This Week: Reader’s Choice

For the next five days I’m proud to present topics suggested by readers.
Today’s topic:  The Comic Store Lady

This one requires a little backstory.

Some people say that Amazon and eBay were bad for the world of collecting comics.  They miss the hunt, and in the olden days you had to work hard to get what you wanted.  It wasn’t just available to the person who had the cash.  I don’t agree with these people.  The hunt was nice, but the caliber of people you met was a little on the low side.

For example, you would see a lot of the same people at local comic conventions.  There was the guy with the shitty mustache and serial killer glasses frames who spent about equal time selling comics and yelling at his kids.  You knew it was probably one of those things where his wife thought it would be fun for him to take the kids to a comicon, so he did, and he spent the rest of the day paying for it by shouting “Don’t touch that!” 40,000 times and then being silently thankful when they ran off to harass another booth. 

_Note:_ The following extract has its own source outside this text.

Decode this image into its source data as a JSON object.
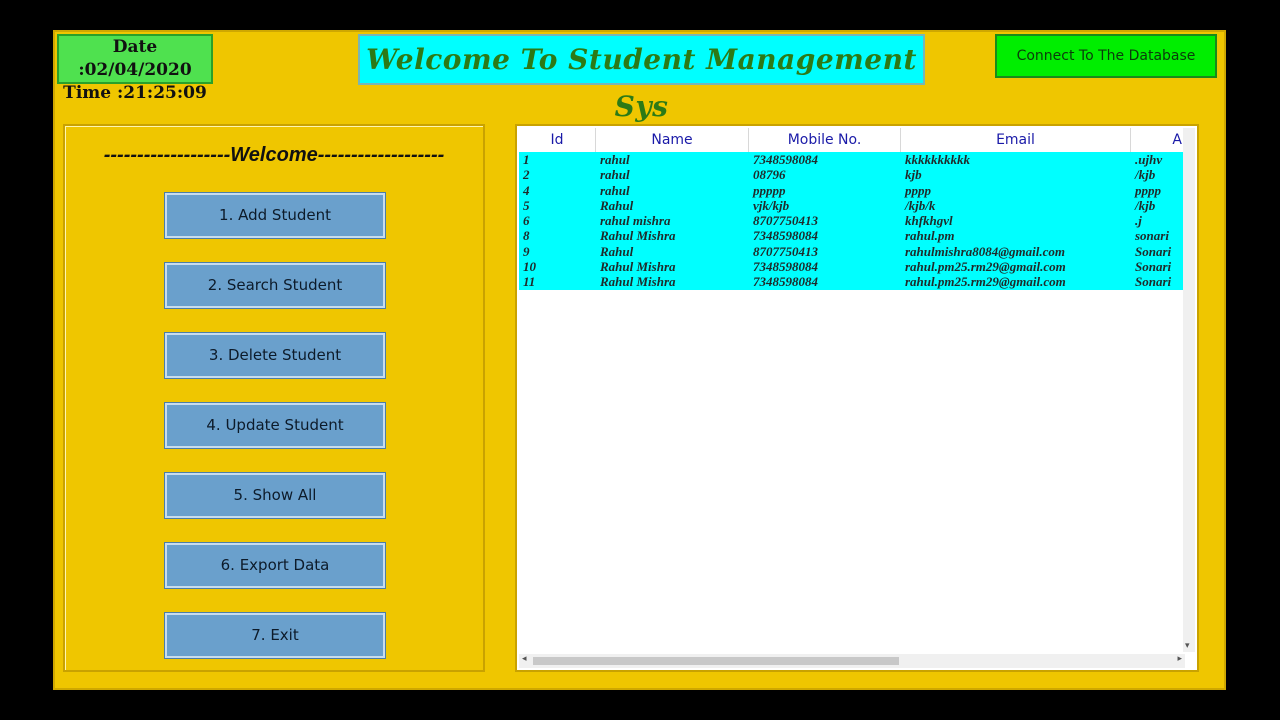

There was also the guy in the homemade Spawn costume.  It was a pretty great costume, to be honest.   But what wasn’t so great is that the costume was so hot that the dude spent most of his time sitting on a bench, not wearing the mask, and sweating his ass off.  It kind of kills the mood.  I don’t remember many Spawn comics where the dude takes off his mask and tries to catch his breath for 20 minutes.

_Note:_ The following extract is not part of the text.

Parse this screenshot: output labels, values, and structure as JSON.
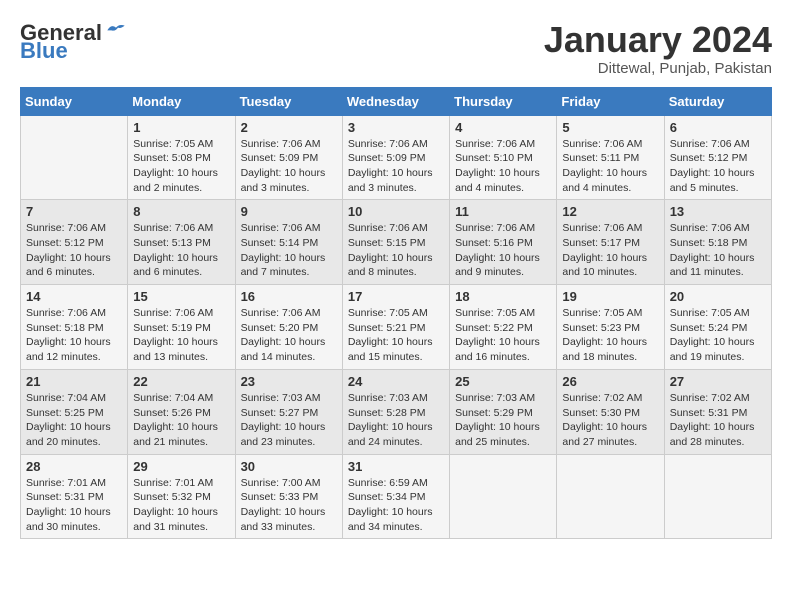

And there was always, ALWAYS someone who smelled like shit.  This is the kind of body odor that isn’t just from bad hygiene.  This is no hygiene whatsoever.  The dude had eighty bucks to spend on comics and not one cent to spend on Irish Spring.  Jesus, just bring a plastic bag and empty the liquid soap from the dispenser at a restaurant.  Do something!

Suffice to say, I do not miss the people.  This includes many of the people who worked at the comic stores, especially Mile High.

Mile High comics was sort of the best and the worst comic shop on the planet.  They had everything, but they jacked up the prices like they were motherfucking Darkseid.  It was one of those places that almost hates its customers.  If you’ve ever stayed at a W hotel, you know what I mean.

My bestest buddy went in there once to try and sell some action figures.  They weren’t anything special, just some X-Men figures, in boxes, that he didn’t really want.  The conversation he had with the lady at the counter went something like this:

“I wanted to come and sell these figures.”
[lady looks them over for-fucking-ever]
“Okay.  These look pretty good.  How much do you want for them?”
“I don’t know.  I’ve never sold anything like this.  How much is a good price?”
“Just make me an offer.”
“I really don’t know.”
“Just make an offer.”
“I don’t know…[totally reasonable price]”
[lady laughs hysterically]
“Are you kidding?  They aren’t worth near that much.”

Let’s stop right there.  What the fuck?  When you ask someone to make a guess, and they come back at you with, “I really don’t know” you don’t get to laugh your ass off when they make a bad guess.  You couldn’t help at all?  Say SOMETHING?

So, this goes out to that horrible bitch who thinks she’s better than 15 year-olds looking to sell X-Men figures:  Fuck you.  I know you probably don’t have internet access because, based on that fact that you were working in a comic store and didn’t appear to like comics, but Fuck You through internet power anyway. 

I know this thing is very comics-heavy, so I’ll give everyone an example.

Let’s we were taking a road trip together.  We’re talking about how to divide the driving.  I ask you when you want to switch, and you say you really don’t know.  Then I say, Just give me an idea.  You say you don’t know because you don’t know how tired I am or how far the trip is in total.  You know dick.  I say, Make me an offer.  You say, Fine.  Let’s switch in two hours.

TWO HOURS?  ARE YOU RETARDED?  I STAYED UP ALL NIGHT!  WHAT KIND OF FUCKING ASSHOLE WOULD EVEN SUGGEST SOMETHING LIKE THAT?  GODDAMN, YOU HAVE A LOT TO LEARN ABOUT BEING A HUMAN BEING, YOU CLASSLESS FUCK!

That’s what it’s like.

So, in conclusion, I hope that woman is burning in hell, possibly with at least one of that convention guy’s kids.